La comunità insomma non è solo e semplicemente un’audience, un mercato da conquistare, e la conseguente quantità di page view o dei numeri di copie vendute da esibire a un responsabile marketing (che certo restano numeri importanti, ma vogliamo anche parlare della qualità delle relazioni generate?). Non è soltanto dei “mi piace” o dei “follower” da esibire sui propri profili social (magari ottenuti parlando alla “pancia” del lettore puntando sempre sulle contrapposizioni per sfruttare la competizione tra diversi schieramenti, senza aggiungere un grammo alla comprensione reale dei fatti).
La comunità è prima di tutto l’elemento principale attraverso il quale elevare la qualità, il valore del tuo lavoro.

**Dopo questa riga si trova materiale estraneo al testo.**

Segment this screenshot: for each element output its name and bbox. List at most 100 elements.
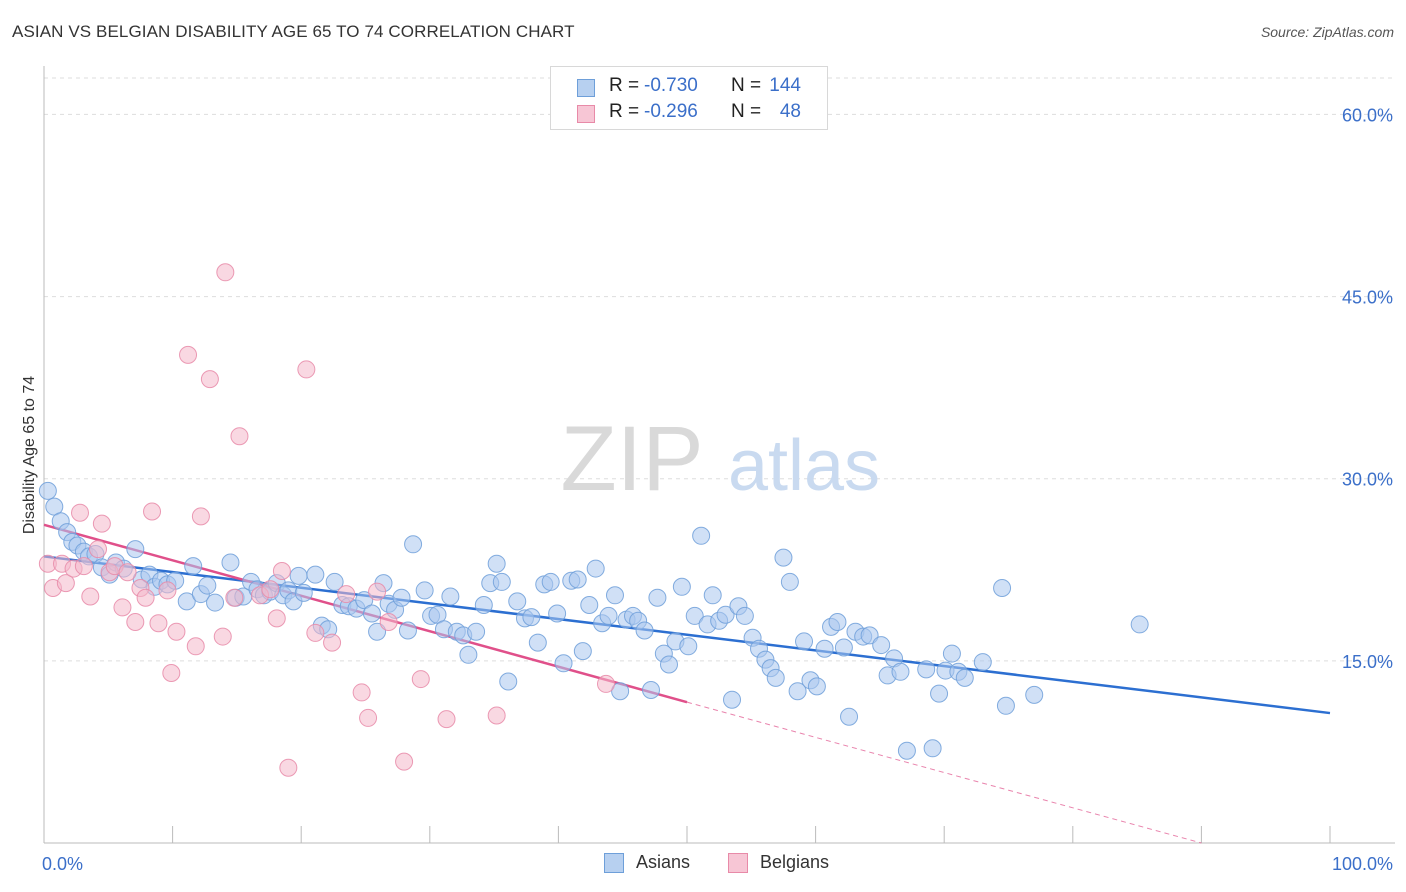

Almeno di questo siamo convinti noi, e il progetto DataMediaHub con i suoi limiti, le sue ambizioni, lo abbiamo fin da subito pensato legato a doppio filo con la comunità di riferimento, tutti coloro che a vario titolo sono interessati a discutere la trasformazione dei media e dell’informazione in Italia. Abbiamo sempre pensato che funzionasse così: cercare di dare strumenti concreti per approfondire gli argomenti, poi discutere, confrontarsi, e poi ancora ascoltare, chiedere aiuto, cercare insieme dati e risorse.
Per questo nei prossimi giorni apriremo anche una sezione “Community” [update 17/07/2014: ci abbiamo messo un po’ di più di qualche giorno ma finalmente è attiva il link è sulla barra laterale], abbiamo scelto BuddyPress uno strumento particolarmente adatto a WordPress, il nostro CMS, ma anche molto ricco di funzionalità (forum, wiki, condivisione documenti, solo per citarne alcune) che abbiamo intenzione di implementare un po’ alla volta nel prossimi mesi (ne parlerò in un prossimo articolo). Cominceremo lanciando alcune discussioni e alcuni temi da approfondire. Ma la community interna al sito è solo un tassello (anche se davvero molto importante per noi).

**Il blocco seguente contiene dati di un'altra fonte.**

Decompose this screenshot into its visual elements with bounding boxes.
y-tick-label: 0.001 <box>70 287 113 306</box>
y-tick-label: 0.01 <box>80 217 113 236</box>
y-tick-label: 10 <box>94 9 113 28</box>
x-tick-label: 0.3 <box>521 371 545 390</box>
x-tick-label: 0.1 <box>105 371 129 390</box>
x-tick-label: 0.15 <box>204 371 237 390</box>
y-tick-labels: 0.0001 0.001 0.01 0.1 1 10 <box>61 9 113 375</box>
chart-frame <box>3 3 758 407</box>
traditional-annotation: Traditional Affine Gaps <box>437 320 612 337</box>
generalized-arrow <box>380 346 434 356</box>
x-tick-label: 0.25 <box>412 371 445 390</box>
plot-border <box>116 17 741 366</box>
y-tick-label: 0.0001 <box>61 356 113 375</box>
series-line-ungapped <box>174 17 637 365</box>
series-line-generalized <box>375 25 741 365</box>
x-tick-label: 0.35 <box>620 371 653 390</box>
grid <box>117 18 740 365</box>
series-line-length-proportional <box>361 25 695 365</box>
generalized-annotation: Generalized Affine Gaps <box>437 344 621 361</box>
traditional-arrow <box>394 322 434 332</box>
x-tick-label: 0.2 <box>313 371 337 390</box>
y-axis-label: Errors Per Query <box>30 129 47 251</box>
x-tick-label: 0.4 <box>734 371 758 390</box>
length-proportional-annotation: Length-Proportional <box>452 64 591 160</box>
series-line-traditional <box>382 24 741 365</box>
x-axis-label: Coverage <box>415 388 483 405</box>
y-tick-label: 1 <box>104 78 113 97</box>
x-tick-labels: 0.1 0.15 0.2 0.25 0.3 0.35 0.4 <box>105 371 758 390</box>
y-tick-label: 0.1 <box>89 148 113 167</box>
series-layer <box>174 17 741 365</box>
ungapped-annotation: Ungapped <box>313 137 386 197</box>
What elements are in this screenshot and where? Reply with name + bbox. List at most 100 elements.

L’interazione con i lettori, con voi avverrà anche attraverso i media sociali (che vogliamo curare sempre meglio) e anche con incontri “faccia a faccia”, visto che una delle cose che abbiamo capito delle migliori strategie digitali è la necessità di NON utilizzare solo strumenti digitali. Il resto è un lavoro da fare insieme. Cominciamo?